20. Counterparts. This Agreement may be executed in counterparts, each of which is deemed an original, but all of which together are deemed to be one and the same agreement. [Notwithstanding anything to the contrary in 12, a signed copy of this Agreement delivered by facsimile, email, or other means of electronic transmission is deemed to have the same legal effect as delivery of an original signed copy of this Agreement.]

21. Headings. Headings in this Agreement are for convenience of reference only and are not to be used in any interpretation of the agreement between the parties. 

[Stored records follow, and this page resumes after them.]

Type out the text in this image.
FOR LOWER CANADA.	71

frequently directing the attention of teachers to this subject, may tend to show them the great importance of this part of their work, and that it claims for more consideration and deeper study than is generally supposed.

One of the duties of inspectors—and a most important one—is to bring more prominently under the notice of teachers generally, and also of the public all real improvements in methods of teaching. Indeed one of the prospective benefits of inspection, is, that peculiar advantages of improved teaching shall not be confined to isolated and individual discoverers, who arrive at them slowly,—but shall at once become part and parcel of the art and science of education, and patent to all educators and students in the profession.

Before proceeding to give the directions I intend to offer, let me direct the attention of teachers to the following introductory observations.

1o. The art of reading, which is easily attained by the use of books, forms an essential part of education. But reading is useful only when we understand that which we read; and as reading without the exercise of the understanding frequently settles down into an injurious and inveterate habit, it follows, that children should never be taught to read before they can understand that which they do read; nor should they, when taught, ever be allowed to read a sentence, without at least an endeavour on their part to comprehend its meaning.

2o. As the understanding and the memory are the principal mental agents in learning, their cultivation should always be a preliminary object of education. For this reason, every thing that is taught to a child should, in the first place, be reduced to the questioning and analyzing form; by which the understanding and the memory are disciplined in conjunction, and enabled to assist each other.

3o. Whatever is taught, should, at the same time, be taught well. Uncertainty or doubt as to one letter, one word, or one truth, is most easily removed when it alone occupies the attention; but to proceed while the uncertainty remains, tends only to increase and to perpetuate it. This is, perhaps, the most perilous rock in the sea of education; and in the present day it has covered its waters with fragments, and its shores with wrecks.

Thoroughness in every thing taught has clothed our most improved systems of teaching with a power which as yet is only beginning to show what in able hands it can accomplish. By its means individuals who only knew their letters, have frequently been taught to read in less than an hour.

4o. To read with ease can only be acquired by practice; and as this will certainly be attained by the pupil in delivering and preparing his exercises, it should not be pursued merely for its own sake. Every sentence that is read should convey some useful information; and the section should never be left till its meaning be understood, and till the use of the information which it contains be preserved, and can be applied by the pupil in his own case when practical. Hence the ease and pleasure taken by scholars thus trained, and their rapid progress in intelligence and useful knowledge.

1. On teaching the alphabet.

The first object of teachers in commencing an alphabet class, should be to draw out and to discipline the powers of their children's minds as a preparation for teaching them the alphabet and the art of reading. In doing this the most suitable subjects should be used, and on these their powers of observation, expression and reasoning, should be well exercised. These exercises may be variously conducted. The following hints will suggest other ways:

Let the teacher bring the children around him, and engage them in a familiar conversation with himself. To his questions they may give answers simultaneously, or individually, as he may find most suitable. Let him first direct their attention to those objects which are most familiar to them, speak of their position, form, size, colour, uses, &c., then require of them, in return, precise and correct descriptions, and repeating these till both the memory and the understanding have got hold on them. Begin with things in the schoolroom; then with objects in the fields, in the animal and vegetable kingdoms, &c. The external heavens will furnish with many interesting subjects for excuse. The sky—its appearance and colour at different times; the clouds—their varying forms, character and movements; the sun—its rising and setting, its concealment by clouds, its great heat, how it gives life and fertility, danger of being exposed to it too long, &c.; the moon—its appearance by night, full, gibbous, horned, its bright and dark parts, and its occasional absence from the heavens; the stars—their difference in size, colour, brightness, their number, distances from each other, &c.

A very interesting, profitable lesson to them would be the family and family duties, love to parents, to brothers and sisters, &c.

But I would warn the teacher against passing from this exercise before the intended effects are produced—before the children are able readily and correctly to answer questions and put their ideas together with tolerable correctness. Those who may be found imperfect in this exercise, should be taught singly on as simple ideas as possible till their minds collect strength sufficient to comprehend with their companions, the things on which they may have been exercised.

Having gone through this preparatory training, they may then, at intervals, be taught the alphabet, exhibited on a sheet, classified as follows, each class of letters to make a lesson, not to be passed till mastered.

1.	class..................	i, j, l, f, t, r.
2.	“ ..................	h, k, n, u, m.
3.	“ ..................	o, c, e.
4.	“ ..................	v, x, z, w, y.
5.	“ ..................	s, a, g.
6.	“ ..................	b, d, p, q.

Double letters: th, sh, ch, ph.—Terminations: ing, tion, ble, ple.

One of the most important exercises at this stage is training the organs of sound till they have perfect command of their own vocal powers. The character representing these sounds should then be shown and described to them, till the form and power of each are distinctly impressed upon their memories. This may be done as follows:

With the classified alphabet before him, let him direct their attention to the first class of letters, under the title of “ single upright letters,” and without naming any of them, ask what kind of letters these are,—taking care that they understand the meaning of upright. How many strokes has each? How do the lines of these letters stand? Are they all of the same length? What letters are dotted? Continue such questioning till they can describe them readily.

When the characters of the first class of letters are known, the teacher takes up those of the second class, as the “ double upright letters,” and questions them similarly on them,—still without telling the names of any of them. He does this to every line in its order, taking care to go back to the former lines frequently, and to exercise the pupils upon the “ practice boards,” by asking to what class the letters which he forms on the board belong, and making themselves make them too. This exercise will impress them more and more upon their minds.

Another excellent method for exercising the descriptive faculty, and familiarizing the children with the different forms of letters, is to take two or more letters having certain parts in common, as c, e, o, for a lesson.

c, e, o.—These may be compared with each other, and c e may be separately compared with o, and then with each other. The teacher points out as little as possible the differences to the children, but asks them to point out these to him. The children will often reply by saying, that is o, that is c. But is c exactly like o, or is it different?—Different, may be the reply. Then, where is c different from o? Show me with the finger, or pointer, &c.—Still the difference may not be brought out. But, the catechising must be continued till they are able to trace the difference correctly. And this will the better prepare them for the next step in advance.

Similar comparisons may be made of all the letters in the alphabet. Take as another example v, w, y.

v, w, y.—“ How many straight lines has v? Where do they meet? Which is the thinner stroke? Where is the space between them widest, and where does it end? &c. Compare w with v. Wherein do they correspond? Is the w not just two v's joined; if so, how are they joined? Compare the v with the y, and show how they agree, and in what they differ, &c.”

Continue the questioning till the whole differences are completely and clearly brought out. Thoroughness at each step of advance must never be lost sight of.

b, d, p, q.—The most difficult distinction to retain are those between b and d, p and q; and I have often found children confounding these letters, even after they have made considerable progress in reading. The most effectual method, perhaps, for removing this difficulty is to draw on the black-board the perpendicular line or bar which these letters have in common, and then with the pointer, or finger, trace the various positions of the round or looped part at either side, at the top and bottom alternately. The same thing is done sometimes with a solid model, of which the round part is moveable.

BY INDICATING YOUR ACCEPTANCE OF THIS AGREEMENT, YOU ARE AFFIRMING THAT YOU HAVE READ AND UNDERSTAND THIS AGREEMENT AND FULLY UNDERSTAND ITS TERMS. YOU UNDERSTAND THAT YOU AND ALL REGISTERED PARTIES ARE GIVING UP SUBSTANTIAL RIGHTS, INCLUDING THE RIGHT TO SUE. YOU ACKNOWLEDGE THAT YOU ARE AGREEING TO THIS AGREEMENT AND WAIVER FREELY AND VOLUNTARILY, AND INTEND BY YOUR ACCEPTANCE TO BE A COMPLETE AND UNCONDITIONAL RELEASE OF ALL LIABILITY TO THE GREATEST EXTENT ALLOWED BY LAW.